NEW DELHI: Badan-badan pemerintah Israel telah menggerebek beberapa kantor vendor perangkat lunak pengawasan NSO Group “untuk mulai menilai” tuduhan pelanggaran keamanan terhadap spyware Pegasus perusahaan setelah konsorsium media internasional mengklaim telah meniup peluit pada beberapa pemerintah yang mengintai tokoh-tokoh terkemuka , wartawan dan saingan politik. Kementerian pertahanan Israel mengumumkan serangan itu melalui sebuah tweet.
The Jerusalem Post melaporkan bahwa perwakilan dari lembaga pertahanan Israel telah mengunjungi markas NSO pada hari Selasa.
Seorang juru bicara NSO mengkonfirmasi serangan tersebut ke situs berita Israel The Record pada hari Rabu. “Perwakilan dari kementerian pertahanan Israel mengunjungi kantor kami. Kami menyambut baik pemeriksaan mereka,” kata juru bicara situs web tersebut. “Perusahaan ini bekerja dalam transparansi penuh dengan otoritas Israel.

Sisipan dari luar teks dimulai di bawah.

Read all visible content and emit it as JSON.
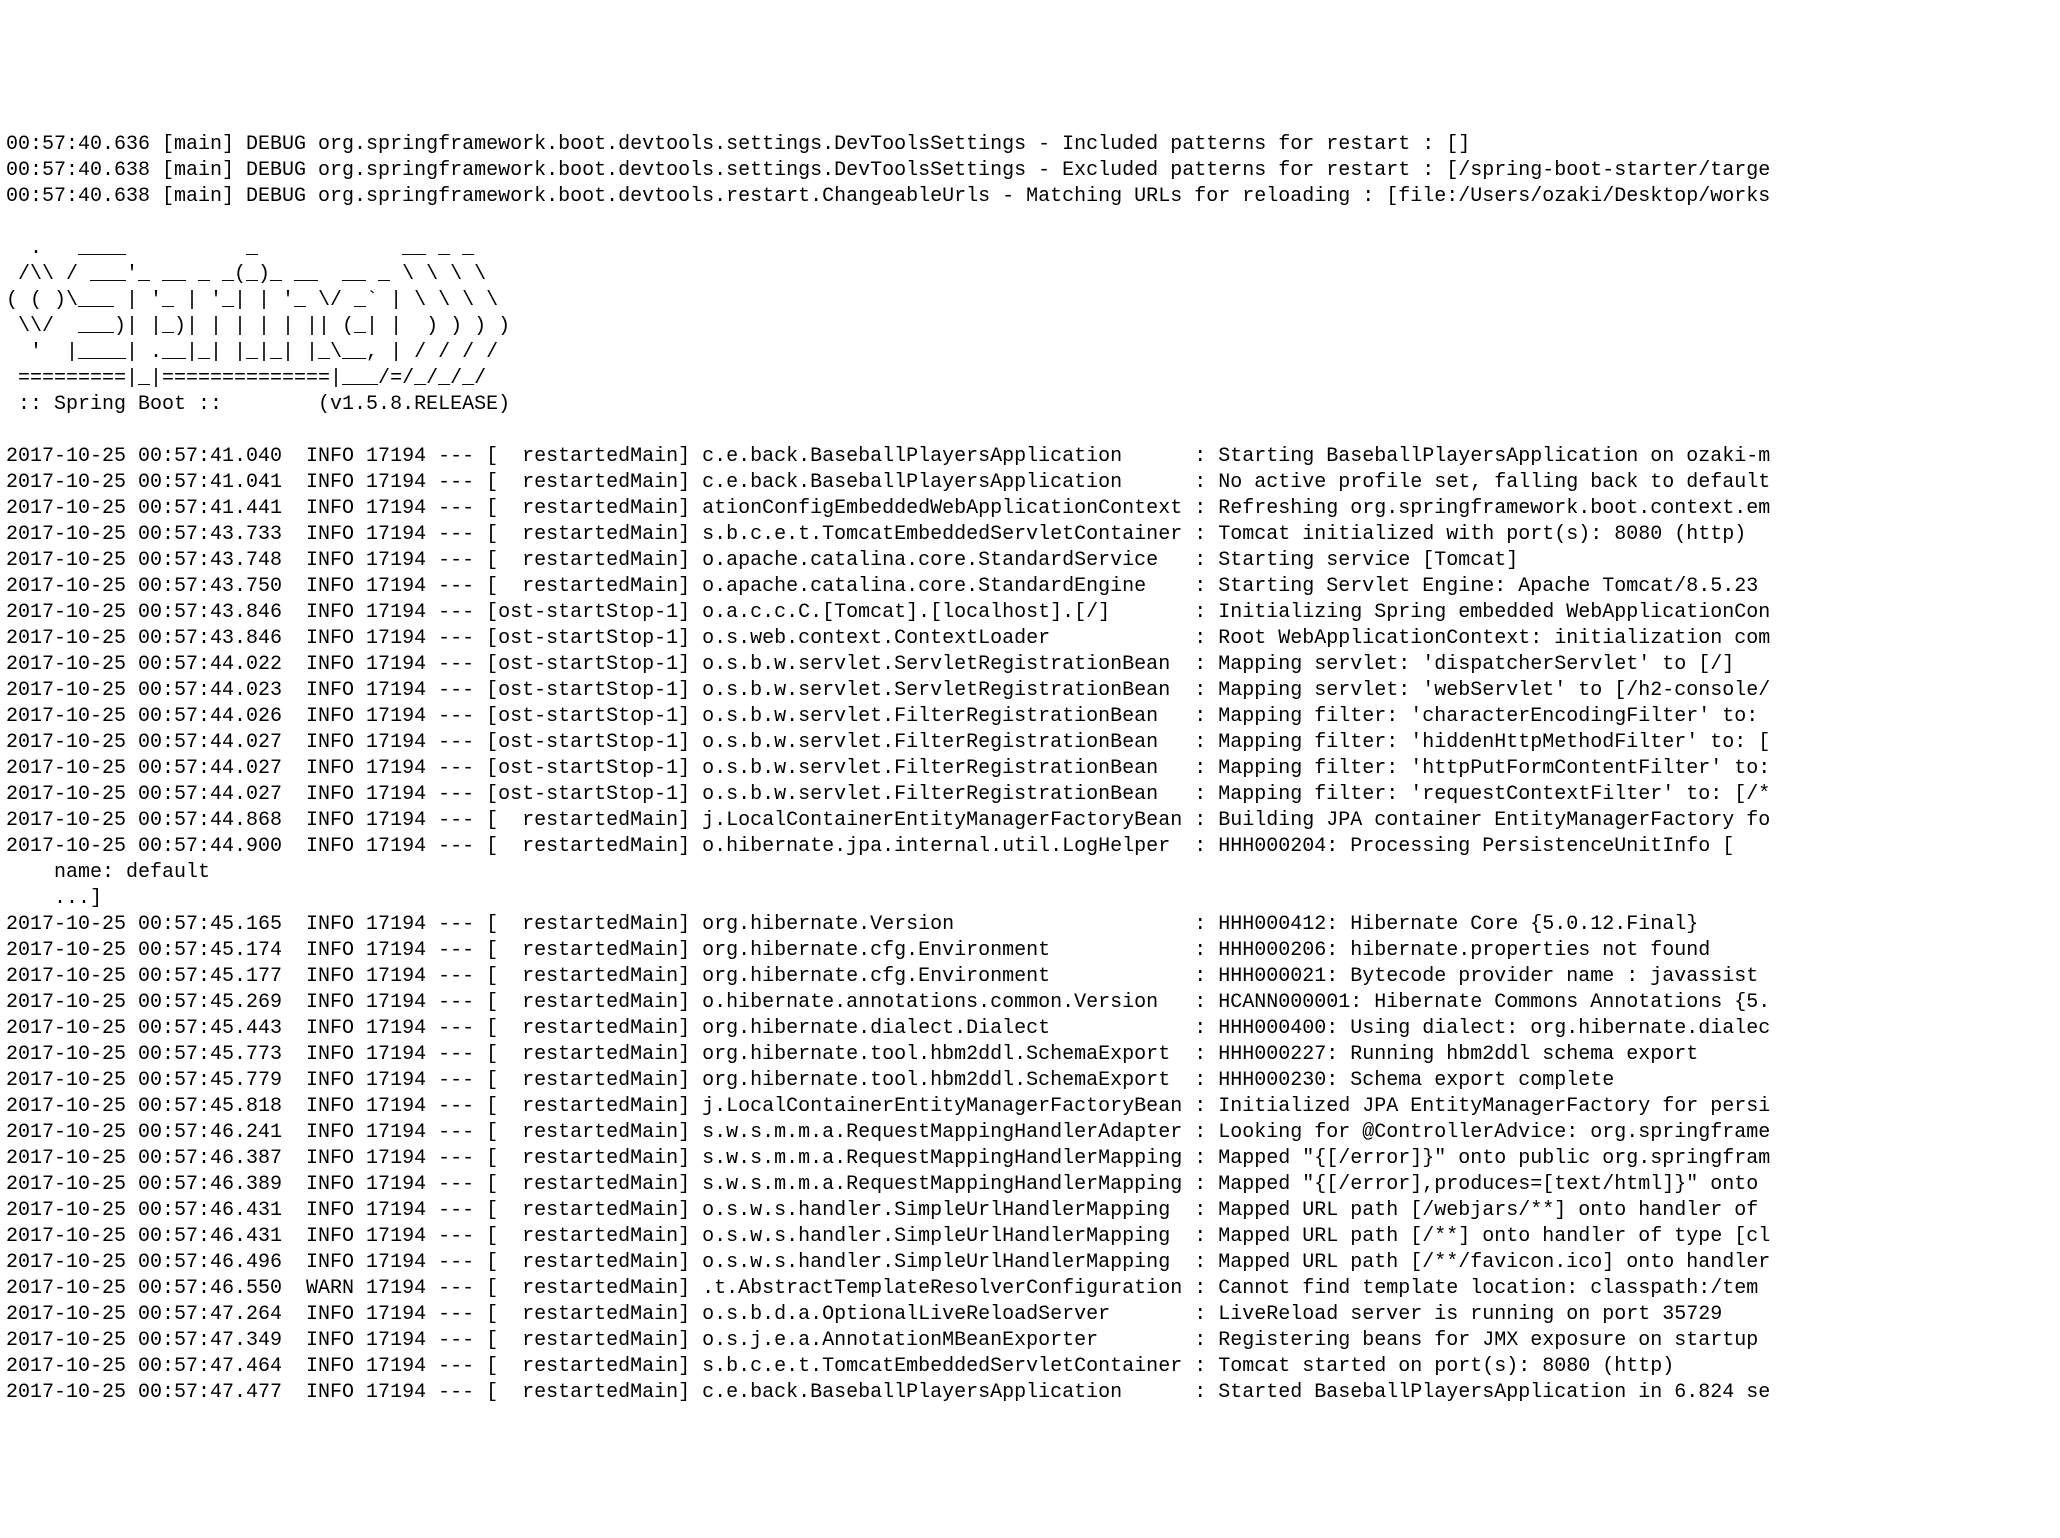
{
  "header_lines": [
    "00:57:40.636 [main] DEBUG org.springframework.boot.devtools.settings.DevToolsSettings - Included patterns for restart : []",
    "00:57:40.638 [main] DEBUG org.springframework.boot.devtools.settings.DevToolsSettings - Excluded patterns for restart : [/spring-boot-starter/targe",
    "00:57:40.638 [main] DEBUG org.springframework.boot.devtools.restart.ChangeableUrls - Matching URLs for reloading : [file:/Users/ozaki/Desktop/works"
  ],
  "banner": [
    "",
    "  .   ____          _            __ _ _",
    " /\\\\ / ___'_ __ _ _(_)_ __  __ _ \\ \\ \\ \\",
    "( ( )\\___ | '_ | '_| | '_ \\/ _` | \\ \\ \\ \\",
    " \\\\/  ___)| |_)| | | | | || (_| |  ) ) ) )",
    "  '  |____| .__|_| |_|_| |_\\__, | / / / /",
    " =========|_|==============|___/=/_/_/_/",
    " :: Spring Boot ::        (v1.5.8.RELEASE)",
    ""
  ],
  "log_lines": [
    "2017-10-25 00:57:41.040  INFO 17194 --- [  restartedMain] c.e.back.BaseballPlayersApplication      : Starting BaseballPlayersApplication on ozaki-m",
    "2017-10-25 00:57:41.041  INFO 17194 --- [  restartedMain] c.e.back.BaseballPlayersApplication      : No active profile set, falling back to default",
    "2017-10-25 00:57:41.441  INFO 17194 --- [  restartedMain] ationConfigEmbeddedWebApplicationContext : Refreshing org.springframework.boot.context.em",
    "2017-10-25 00:57:43.733  INFO 17194 --- [  restartedMain] s.b.c.e.t.TomcatEmbeddedServletContainer : Tomcat initialized with port(s): 8080 (http)",
    "2017-10-25 00:57:43.748  INFO 17194 --- [  restartedMain] o.apache.catalina.core.StandardService   : Starting service [Tomcat]",
    "2017-10-25 00:57:43.750  INFO 17194 --- [  restartedMain] o.apache.catalina.core.StandardEngine    : Starting Servlet Engine: Apache Tomcat/8.5.23",
    "2017-10-25 00:57:43.846  INFO 17194 --- [ost-startStop-1] o.a.c.c.C.[Tomcat].[localhost].[/]       : Initializing Spring embedded WebApplicationCon",
    "2017-10-25 00:57:43.846  INFO 17194 --- [ost-startStop-1] o.s.web.context.ContextLoader            : Root WebApplicationContext: initialization com",
    "2017-10-25 00:57:44.022  INFO 17194 --- [ost-startStop-1] o.s.b.w.servlet.ServletRegistrationBean  : Mapping servlet: 'dispatcherServlet' to [/]",
    "2017-10-25 00:57:44.023  INFO 17194 --- [ost-startStop-1] o.s.b.w.servlet.ServletRegistrationBean  : Mapping servlet: 'webServlet' to [/h2-console/",
    "2017-10-25 00:57:44.026  INFO 17194 --- [ost-startStop-1] o.s.b.w.servlet.FilterRegistrationBean   : Mapping filter: 'characterEncodingFilter' to: ",
    "2017-10-25 00:57:44.027  INFO 17194 --- [ost-startStop-1] o.s.b.w.servlet.FilterRegistrationBean   : Mapping filter: 'hiddenHttpMethodFilter' to: [",
    "2017-10-25 00:57:44.027  INFO 17194 --- [ost-startStop-1] o.s.b.w.servlet.FilterRegistrationBean   : Mapping filter: 'httpPutFormContentFilter' to:",
    "2017-10-25 00:57:44.027  INFO 17194 --- [ost-startStop-1] o.s.b.w.servlet.FilterRegistrationBean   : Mapping filter: 'requestContextFilter' to: [/*",
    "2017-10-25 00:57:44.868  INFO 17194 --- [  restartedMain] j.LocalContainerEntityManagerFactoryBean : Building JPA container EntityManagerFactory fo",
    "2017-10-25 00:57:44.900  INFO 17194 --- [  restartedMain] o.hibernate.jpa.internal.util.LogHelper  : HHH000204: Processing PersistenceUnitInfo [",
    "    name: default",
    "    ...]",
    "2017-10-25 00:57:45.165  INFO 17194 --- [  restartedMain] org.hibernate.Version                    : HHH000412: Hibernate Core {5.0.12.Final}",
    "2017-10-25 00:57:45.174  INFO 17194 --- [  restartedMain] org.hibernate.cfg.Environment            : HHH000206: hibernate.properties not found",
    "2017-10-25 00:57:45.177  INFO 17194 --- [  restartedMain] org.hibernate.cfg.Environment            : HHH000021: Bytecode provider name : javassist",
    "2017-10-25 00:57:45.269  INFO 17194 --- [  restartedMain] o.hibernate.annotations.common.Version   : HCANN000001: Hibernate Commons Annotations {5.",
    "2017-10-25 00:57:45.443  INFO 17194 --- [  restartedMain] org.hibernate.dialect.Dialect            : HHH000400: Using dialect: org.hibernate.dialec",
    "2017-10-25 00:57:45.773  INFO 17194 --- [  restartedMain] org.hibernate.tool.hbm2ddl.SchemaExport  : HHH000227: Running hbm2ddl schema export",
    "2017-10-25 00:57:45.779  INFO 17194 --- [  restartedMain] org.hibernate.tool.hbm2ddl.SchemaExport  : HHH000230: Schema export complete",
    "2017-10-25 00:57:45.818  INFO 17194 --- [  restartedMain] j.LocalContainerEntityManagerFactoryBean : Initialized JPA EntityManagerFactory for persi",
    "2017-10-25 00:57:46.241  INFO 17194 --- [  restartedMain] s.w.s.m.m.a.RequestMappingHandlerAdapter : Looking for @ControllerAdvice: org.springframe",
    "2017-10-25 00:57:46.387  INFO 17194 --- [  restartedMain] s.w.s.m.m.a.RequestMappingHandlerMapping : Mapped \"{[/error]}\" onto public org.springfram",
    "2017-10-25 00:57:46.389  INFO 17194 --- [  restartedMain] s.w.s.m.m.a.RequestMappingHandlerMapping : Mapped \"{[/error],produces=[text/html]}\" onto ",
    "2017-10-25 00:57:46.431  INFO 17194 --- [  restartedMain] o.s.w.s.handler.SimpleUrlHandlerMapping  : Mapped URL path [/webjars/**] onto handler of ",
    "2017-10-25 00:57:46.431  INFO 17194 --- [  restartedMain] o.s.w.s.handler.SimpleUrlHandlerMapping  : Mapped URL path [/**] onto handler of type [cl",
    "2017-10-25 00:57:46.496  INFO 17194 --- [  restartedMain] o.s.w.s.handler.SimpleUrlHandlerMapping  : Mapped URL path [/**/favicon.ico] onto handler",
    "2017-10-25 00:57:46.550  WARN 17194 --- [  restartedMain] .t.AbstractTemplateResolverConfiguration : Cannot find template location: classpath:/tem",
    "2017-10-25 00:57:47.264  INFO 17194 --- [  restartedMain] o.s.b.d.a.OptionalLiveReloadServer       : LiveReload server is running on port 35729",
    "2017-10-25 00:57:47.349  INFO 17194 --- [  restartedMain] o.s.j.e.a.AnnotationMBeanExporter        : Registering beans for JMX exposure on startup",
    "2017-10-25 00:57:47.464  INFO 17194 --- [  restartedMain] s.b.c.e.t.TomcatEmbeddedServletContainer : Tomcat started on port(s): 8080 (http)",
    "2017-10-25 00:57:47.477  INFO 17194 --- [  restartedMain] c.e.back.BaseballPlayersApplication      : Started BaseballPlayersApplication in 6.824 se"
  ]
}
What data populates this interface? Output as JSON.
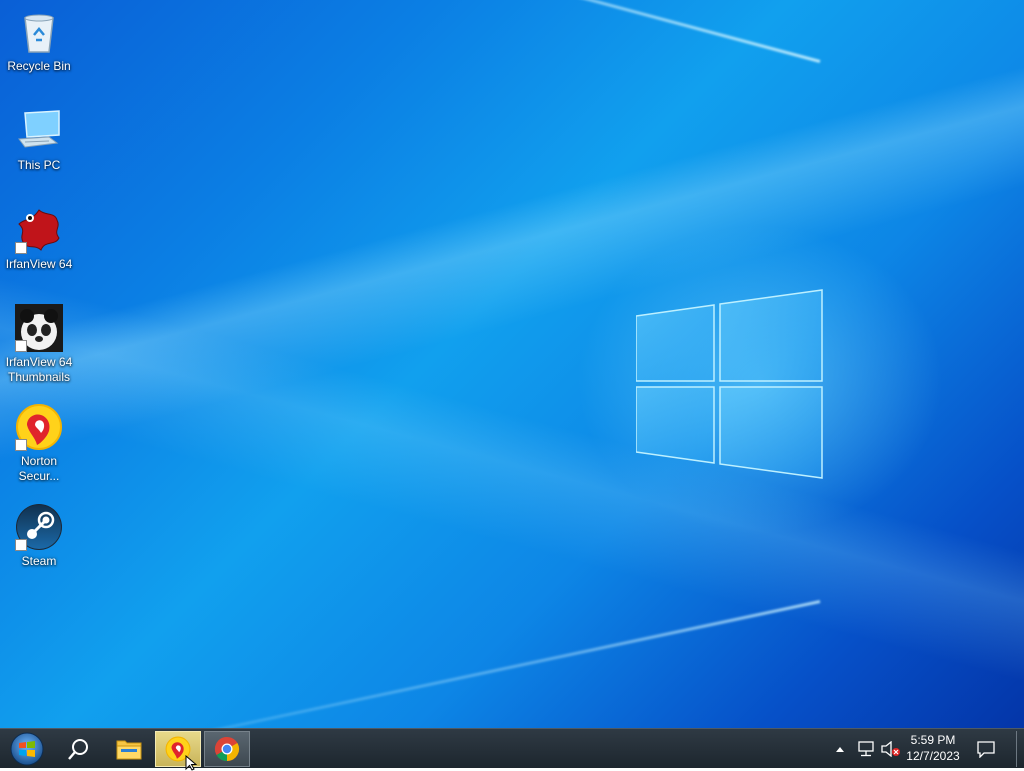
{
  "desktop": {
    "icons": [
      {
        "label": "Recycle Bin",
        "icon": "recycle-bin-icon"
      },
      {
        "label": "This PC",
        "icon": "this-pc-icon"
      },
      {
        "label": "IrfanView 64",
        "icon": "irfanview-icon"
      },
      {
        "label": "IrfanView 64 Thumbnails",
        "icon": "irfanview-thumbnails-icon"
      },
      {
        "label": "Norton Secur...",
        "icon": "norton-security-icon"
      },
      {
        "label": "Steam",
        "icon": "steam-icon"
      }
    ]
  },
  "taskbar": {
    "start": {
      "icon": "windows-start-icon"
    },
    "search": {
      "icon": "search-icon"
    },
    "pinned": [
      {
        "name": "File Explorer",
        "icon": "file-explorer-icon",
        "state": "pinned"
      },
      {
        "name": "Norton Security",
        "icon": "norton-security-icon",
        "state": "active"
      },
      {
        "name": "Google Chrome",
        "icon": "chrome-icon",
        "state": "running"
      }
    ],
    "tray": {
      "icons": [
        "show-hidden-icons-icon",
        "network-icon",
        "volume-muted-icon"
      ],
      "time": "5:59 PM",
      "date": "12/7/2023",
      "notification_icon": "action-center-icon"
    }
  },
  "colors": {
    "desktop_accent": "#0b7fe4",
    "taskbar": "#1d262e",
    "active_button": "#e7d98a"
  }
}
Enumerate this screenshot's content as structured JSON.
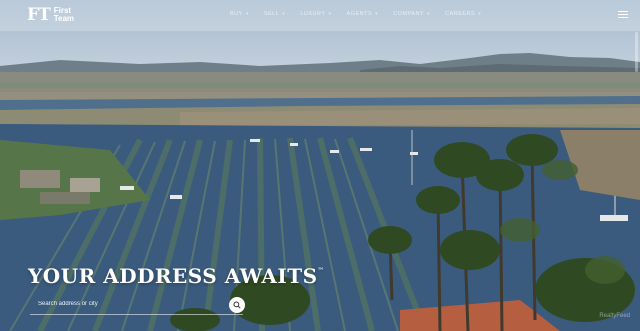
{
  "brand": {
    "mark": "FT",
    "line1": "First",
    "line2": "Team"
  },
  "nav": {
    "items": [
      {
        "label": "BUY"
      },
      {
        "label": "SELL"
      },
      {
        "label": "LUXURY"
      },
      {
        "label": "AGENTS"
      },
      {
        "label": "COMPANY"
      },
      {
        "label": "CAREERS"
      }
    ],
    "chevron": "▾"
  },
  "hero": {
    "headline": "YOUR ADDRESS AWAITS",
    "trademark": "™",
    "search": {
      "placeholder": "Search address or city"
    }
  },
  "watermark": "RealtyFeed",
  "icons": {
    "menu": "hamburger-icon",
    "search": "magnifier-icon"
  },
  "colors": {
    "water": "#3d5f83",
    "sky": "#b6c6d6",
    "accent": "#ffffff"
  }
}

Kami yakin bahwa pemeriksaan ini akan membuktikan fakta sebagaimana dinyatakan berulang kali oleh perusahaan terhadap tuduhan palsu yang dibuat terhadap kami dalam serangan media baru-baru ini.”
Meskipun ada sedikit kejelasan tentang sifat serangan itu, outlet berita Israel Calcalist mengutip sumber anonim untuk menyebut langkah itu “lebih dari pertemuan formal daripada audit mendalam terhadap dokumen dan sistem komputer NSO”.
Sumber mengatakan penggerebekan itu terjadi di kantor Herzliya Grup NSO, dekat Tel Aviv. Perusahaan saat ini memegang lisensi dari pemerintah Israel, seperti yang biasa di beberapa negara di mana perusahaan yang menjual perangkat lunak keamanan ofensif seperti alat peretasan atau perangkat lunak pengawasan. Adalah wajib bagi perusahaan-perusahaan tersebut untuk mendaftarkan diri pada pemerintah dan mendapatkan lisensi untuk beroperasi.
Pada tahun 2019, aktivis hak asasi manusia telah mendekati pengadilan Israel menuntut agar pemerintah Israel mencabut lisensi ekspor NSO dengan alasan penyalahgunaan serupa dari perangkat lunaknya untuk pelanggaran hak asasi manusia. Pengadilan, bagaimanapun, memutuskan mendukung perusahaan pada tahun 2020.
Awal bulan ini, sebuah proyek investigasi kolaboratif global mengklaim telah menemukan bukti bahwa spyware Pegasus menargetkan lebih dari 300 nomor ponsel di India. Daftar yang diduga terdiri dari menteri perkeretaapian & TI baru Ashwini Vaishnaw dan Union MoS Prahlad Singh Patel, selain beberapa pemimpin oposisi, termasuk Rahul Gandhi dari Kongres, otoritas konstitusional, jurnalis dan pebisnis.
Pemerintah yang dipimpin BJP sejak itu menepis tuduhan bahwa spyware Pegasus digunakan untuk mengintai politisi dan jurnalis, menyebut laporan itu “sensasional” dan upaya “untuk memfitnah demokrasi India dan lembaga-lembaganya yang mapan”.
Amnesty International, yang merupakan bagian dari konsorsium investigasi, mengeluarkan pernyataan resmi yang membantah klaim pemerintah. “Amnesty International dengan tegas mendukung temuan Proyek Pegasus, dan bahwa data tersebut tidak dapat disangkal terkait dengan target potensial dari spyware Pegasus NSO Group. Desas-desus palsu yang didorong di media sosial dimaksudkan untuk mengalihkan perhatian dari penargetan ilegal yang meluas terhadap jurnalis, aktivis, dan lainnya yang telah diungkapkan oleh Proyek Pegasus.”